Y su hermana Ana respondía: 
-No veo más que el sol que polvorea y la hierba que verdea. 
-¡Vamos, baja en seguida -gritaba Barba Azul- o subo yo a por 
ti! 
-Ya voy -respondía su mujer, y luego preguntaba a su hermana: 
-Ana, hermana Ana, ¿no ves venir a nadie? 
-Veo -respondió su hermana- una gran polvareda que viene de 
aquel lado. 
-¿Son mis hermanos? 
-¡Ay, no, hermana! Es un rebaño de ovejas. 
-¿Quieres bajar de una vez? -gritaba Barba Azul. 
-Un momento -respondía su mujer; y luego volvía a preguntar: 
-Ana, hermana Ana, ¿no ves venir a nadie? 
-Veo -respondió- dos caballeros que se dirigen hacia aquí, pero 
todavía están muy lejos. 
-¡Alabado sea Dios! -exclamó un momento después-. Son mis 
hermanos; estoy hacíéndoles todas las señas que puedo para que se den prisa. 
Barba Azul se puso a gritar tan fuerte, que toda la casa 
tembló. 
La pobre mujer bajó y fue a arrojarse a sus pies, toda llorosa 
y desmelenada. 
-Es inútil -dijo Barba Azul-, tienes que morir. 
Luego, cogiéndola con una mano por los cabellos y levantando el 
gran cuchillo con la otra, se dispuso a cortarle la cabeza. 
La pobre mujer, volviéndose hacia él y mirándolo con ojos 
desfallecientes, le rogó que le concediera un minuto para recogerse. 
- No, no -dijo-, encomiéndate a Dios. 
Y, levantando el brazo... 
En aquel momento llamaron tan fuerte a la puerta, que Barba 
Azul se detuvo bruscamente; tan pronto como la puerta se abrió vieron entrar a 
dos caballeros que, espada en mano, se lanzaron directos hacia Barba Azul. Él 
reconoció a los hermanos de su mujer, el uno dragón y el otro mosquetero, así 
que huyó en seguida para salvarse; pero los dos hermanos lo persiguieron tan de 
cerca, que lo atraparon antes de que pudiera alcanzar la salida. Le atravesaron 
el cuerpo con su espada y lo dejaron muerto. 

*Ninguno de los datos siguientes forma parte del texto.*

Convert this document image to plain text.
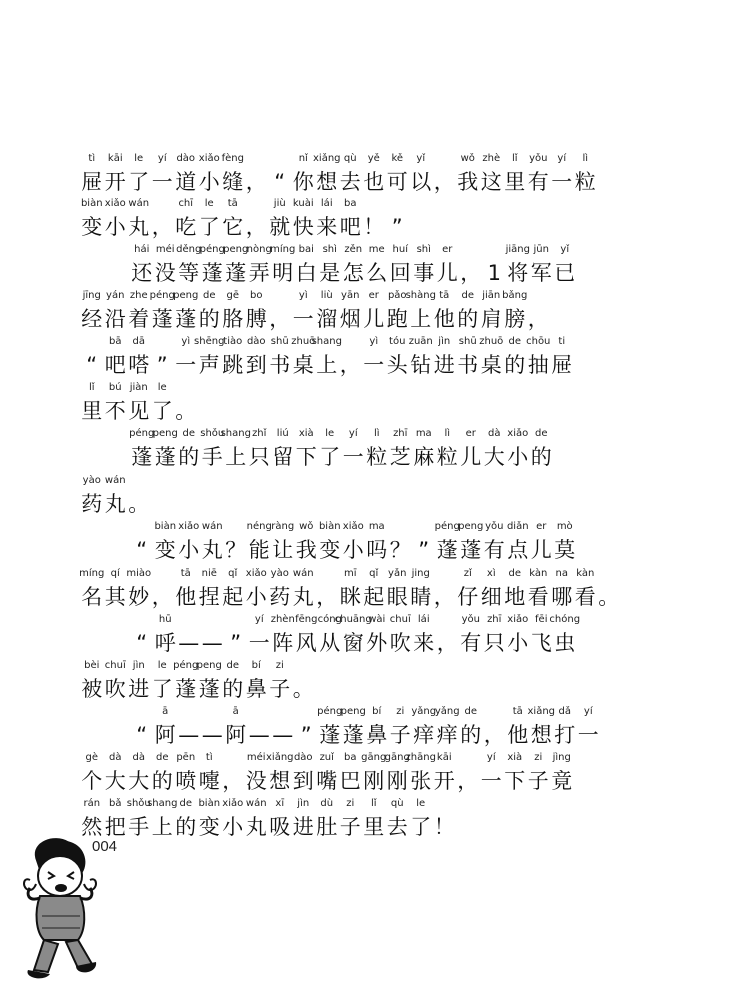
tì kāi le yí dào xiǎo fèng	nǐ xiǎng qù yě kě yǐ	wǒ zhè lǐ yǒu yí lì
屉 开 了 一 道 小 缝 ， “ 你 想 去 也 可 以 ， 我 这 里 有 一 粒
biàn xiǎo wán	chī le tā	jiù kuài lái ba
变 小 丸 ， 吃 了 它 ， 就 快 来 吧 ！ ”
hái méi děng
péng
peng
nòng
míng bai shì zěn me huí shì er	jiāng jūn yǐ
还 没 等 蓬 蓬 弄 明 白 是 怎 么 回 事 儿 ， 1 将 军 已
jīng yán zhe péng
peng de gē bo	yì liù yān er pǎo shàng tā de jiān bǎng
经 沿 着 蓬 蓬 的 胳 膊 ， 一 溜 烟 儿 跑 上 他 的 肩 膀 ，
bā dā	yì shēng
tiào dào shū zhuō
shang	yì tóu zuān jìn shū zhuō de chōu ti
“ 吧 嗒 ” 一 声 跳 到 书 桌 上 ， 一 头 钻 进 书 桌 的 抽 屉
lǐ bú jiàn le
里 不 见 了 。
péng
peng de shǒu
shang zhǐ liú xià le yí lì zhī ma lì er dà xiǎo de
蓬 蓬 的 手 上 只 留 下 了 一 粒 芝 麻 粒 儿 大 小 的
yào wán
药 丸 。
biàn xiǎo wán néng ràng wǒ biàn xiǎo ma	péng
peng yǒu diǎn er mò
“ 变 小 丸 ？ 能 让 我 变 小 吗 ？ ” 蓬 蓬 有 点 儿 莫
míng qí miào	tā niē qǐ xiǎo yào wán	mī qǐ yǎn jing	zǐ xì de kàn na kàn
名 其 妙 ， 他 捏 起 小 药 丸 ， 眯 起 眼 睛 ， 仔 细 地 看 哪 看 。
hū	yí zhèn fēng cóng
chuāng
wài chuī lái	yǒu zhī xiǎo fēi chóng
“ 呼 — — ” 一 阵 风 从 窗 外 吹 来 ， 有 只 小 飞 虫
bèi chuī jìn le péng
peng de bí zi
被 吹 进 了 蓬 蓬 的 鼻 子 。
ā	ā	péng
peng bí zi yǎng
yǎng de	tā xiǎng dǎ yí
“ 阿 — — 阿 — — ” 蓬 蓬 鼻 子 痒 痒 的 ， 他 想 打 一
gè dà dà de pēn tì	méi xiǎng dào zuǐ ba gāng
gāng
zhāng kāi	yí xià zi jìng
个 大 大 的 喷 嚏 ， 没 想 到 嘴 巴 刚 刚 张 开 ， 一 下 子 竟
rán bǎ shǒu
shang de biàn xiǎo wán xī jìn dù zi lǐ qù le
然 把 手 上 的 变 小 丸 吸 进 肚 子 里 去 了 ！
004
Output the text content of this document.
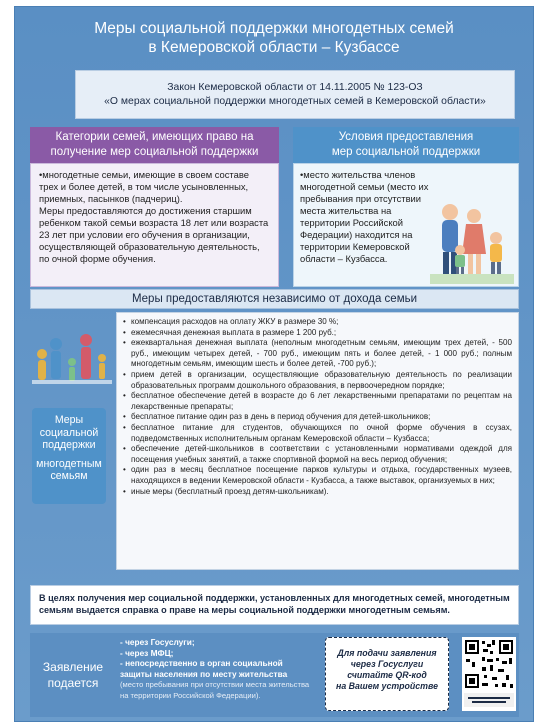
Меры социальной поддержки многодетных семей
в Кемеровской области – Кузбассе
Закон Кемеровской области от 14.11.2005 № 123-ОЗ
«О мерах социальной поддержки многодетных семей в Кемеровской области»
Категории семей, имеющих право на
получение мер социальной поддержки

•многодетные семьи, имеющие в своем составе трех и более детей, в том числе усыновленных, приемных, пасынков (падчериц).

Меры предоставляются до достижения старшим ребенком такой семьи возраста 18 лет или возраста 23 лет при условии его обучения в организации, осуществляющей образовательную деятельность, по очной форме обучения.

Условия предоставления
мер социальной поддержки

•место жительства членов многодетной семьи (место их пребывания при отсутствии места жительства на территории Российской Федерации) находится на территории Кемеровской области – Кузбасса.

Меры предоставляются независимо от дохода семьи
Меры
социальной
поддержки
многодетным
семьям
• компенсация расходов на оплату ЖКУ в размере 30 %;
• ежемесячная денежная выплата в размере 1 200 руб.;
• ежеквартальная денежная выплата (неполным многодетным семьям, имеющим трех детей, - 500 руб., имеющим четырех детей, - 700 руб., имеющим пять и более детей, - 1 000 руб.; полным многодетным семьям, имеющим шесть и более детей, -700 руб.);
• прием детей в организации, осуществляющие образовательную деятельность по реализации образовательных программ дошкольного образования, в первоочередном порядке;
• бесплатное обеспечение детей в возрасте до 6 лет лекарственными препаратами по рецептам на лекарственные препараты;
• бесплатное питание один раз в день в период обучения для детей-школьников;
• бесплатное питание для студентов, обучающихся по очной форме обучения в ссузах, подведомственных исполнительным органам Кемеровской области – Кузбасса;
• обеспечение детей-школьников в соответствии с установленными нормативами одеждой для посещения учебных занятий, а также спортивной формой на весь период обучения;
• один раз в месяц бесплатное посещение парков культуры и отдыха, государственных музеев, находящихся в ведении Кемеровской области - Кузбасса, а также выставок, организуемых в них;
• иные меры (бесплатный проезд детям-школьникам).
В целях получения мер социальной поддержки, установленных для многодетных семей, многодетным семьям выдается справка о праве на меры социальной поддержки многодетным семьям.
Заявление
подается
- через Госуслуги;
- через МФЦ;
- непосредственно в орган социальной защиты населения по месту жительства (место пребывания при отсутствии места жительства на территории Российской Федерации).
Для подачи заявления
через Госуслуги
считайте QR-код
на Вашем устройстве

La pobre mujer estaba casi tan muerta como su marido y no tenía 
fuerzas para levantarse y abrazar a sus hermanos. 
Sucedió que Barba Azul no tenía herederos, y así su mujer se 
convirtió en la dueña de todos sus bienes. Empleó una parte en casar a su 
hermana Ana con un joven gentilhombre que la amaba desde hacía mucho tiempo; 
empleó la otra parte en comprar cargos de capitán para sus dos hermanos; y el 
resto en casarse ella también con un hombre muy honesto, que le hizo olvidar los 
malos ratos que había pasado con Barba Azul.